Berreau laughed shrilly. “Is it madness that the Lords even now voice their wrath against you? You hear it in your mind, but you are afraid to listen! Be afraid, Farris! There is reason! You have slain trees, for many years, as you have just slain here— and the forest knows you for a foe.”

“Andre!” Lys was sobbing, her face half-buried in her hands.

Farris felt his mind cracking under the impact of the crazy scene. The ceaseless, rushing pulse of light and darkness, the rustling uproar of the seething forest around them, the vines creeping snakelike and branches whipping at them and giant banyans rocking angrily overhead.

“ This is the world that man lives in all his life, and never sees or senses!” Berreau was shouting. “I’ve come into it, again and again. And each time, I’ve heard more clearly the voices of the Great Ones!
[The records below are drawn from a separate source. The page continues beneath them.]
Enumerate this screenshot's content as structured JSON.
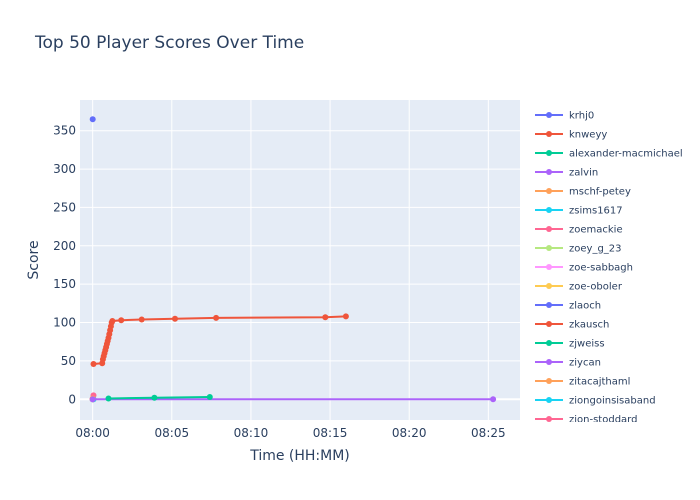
{
  "chart_data": {
    "type": "line",
    "title": "Top 50 Player Scores Over Time",
    "xlabel": "Time (HH:MM)",
    "ylabel": "Score",
    "x_ticks": [
      "08:00",
      "08:05",
      "08:10",
      "08:15",
      "08:20",
      "08:25"
    ],
    "y_ticks": [
      0,
      50,
      100,
      150,
      200,
      250,
      300,
      350
    ],
    "xlim_minutes": [
      -0.8,
      27.0
    ],
    "ylim": [
      -27,
      390
    ],
    "grid": true,
    "legend_position": "right",
    "series": [
      {
        "name": "krhj0",
        "color": "#636efa",
        "points": [
          [
            0.0,
            365
          ]
        ]
      },
      {
        "name": "knweyy",
        "color": "#EF553B",
        "points": [
          [
            0.05,
            46
          ],
          [
            0.6,
            47
          ],
          [
            0.65,
            52
          ],
          [
            0.7,
            56
          ],
          [
            0.75,
            60
          ],
          [
            0.8,
            64
          ],
          [
            0.85,
            68
          ],
          [
            0.9,
            72
          ],
          [
            0.95,
            76
          ],
          [
            1.0,
            80
          ],
          [
            1.05,
            85
          ],
          [
            1.1,
            90
          ],
          [
            1.15,
            95
          ],
          [
            1.2,
            100
          ],
          [
            1.25,
            102
          ],
          [
            1.8,
            103
          ],
          [
            3.1,
            104
          ],
          [
            5.2,
            105
          ],
          [
            7.8,
            106
          ],
          [
            14.7,
            107
          ],
          [
            16.0,
            108
          ]
        ]
      },
      {
        "name": "alexander-macmichael",
        "color": "#00cc96",
        "points": [
          [
            1.0,
            1
          ],
          [
            3.9,
            2
          ],
          [
            7.4,
            3
          ]
        ]
      },
      {
        "name": "zalvin",
        "color": "#ab63fa",
        "points": [
          [
            0.0,
            0
          ],
          [
            25.3,
            0
          ]
        ]
      },
      {
        "name": "mschf-petey",
        "color": "#FFA15A",
        "points": [
          [
            0.0,
            1
          ]
        ]
      },
      {
        "name": "zsims1617",
        "color": "#19d3f3",
        "points": [
          [
            0.05,
            0
          ]
        ]
      },
      {
        "name": "zoemackie",
        "color": "#FF6692",
        "points": [
          [
            0.05,
            5
          ]
        ]
      },
      {
        "name": "zoey_g_23",
        "color": "#B6E880",
        "points": [
          [
            0.05,
            0
          ]
        ]
      },
      {
        "name": "zoe-sabbagh",
        "color": "#FF97FF",
        "points": [
          [
            0.0,
            0
          ]
        ]
      },
      {
        "name": "zoe-oboler",
        "color": "#FECB52",
        "points": [
          [
            0.0,
            0
          ]
        ]
      },
      {
        "name": "zlaoch",
        "color": "#636efa",
        "points": [
          [
            0.0,
            0
          ]
        ]
      },
      {
        "name": "zkausch",
        "color": "#EF553B",
        "points": [
          [
            0.0,
            0
          ]
        ]
      },
      {
        "name": "zjweiss",
        "color": "#00cc96",
        "points": [
          [
            0.0,
            0
          ]
        ]
      },
      {
        "name": "ziycan",
        "color": "#ab63fa",
        "points": [
          [
            0.0,
            0
          ]
        ]
      },
      {
        "name": "zitacajthaml",
        "color": "#FFA15A",
        "points": [
          [
            0.0,
            0
          ]
        ]
      },
      {
        "name": "ziongoinsisaband",
        "color": "#19d3f3",
        "points": [
          [
            0.0,
            0
          ]
        ]
      },
      {
        "name": "zion-stoddard",
        "color": "#FF6692",
        "points": [
          [
            0.0,
            0
          ]
        ]
      }
    ]
  }
}
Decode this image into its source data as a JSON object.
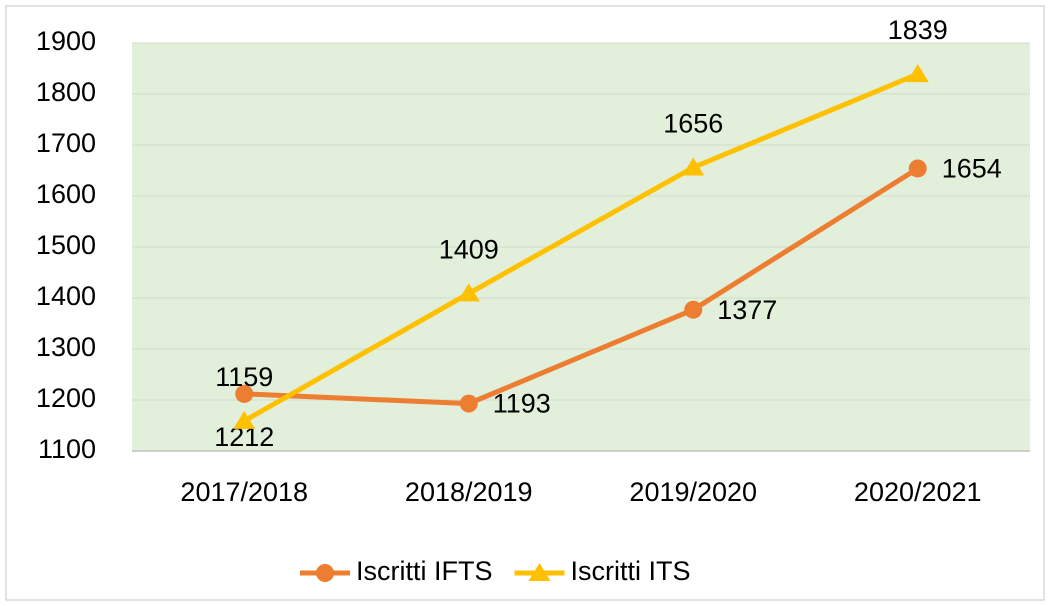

“The oldest and mightiest creatures on our planet! Long ago, men knew that and worshipped them for the wisdom they could teach. Yes, worshipped them as Ygdrasil and the Druid Oak and the Sacred Tree! But modern men have forgotten this other Earth. Except me, Farris — except me! I’ve found wisdom in this world such as you never dreamed. And your stupid blindness is not going to drag me out of it!”

* * *

Farris realized then that it was too late to reason with Berreau. The man had come too often and too far into this other Earth that was as alien to humanity as thought it lay across the universe.

It was because he had feared that, that he had brought the little thing in his jacket pocket. The one thing with which he might force Berreau to obey.

Farris took it out of his pocket. He held it up so that the other could see it.

“You know what it is, Berreau! And you know what I can do with it, if you force me to!”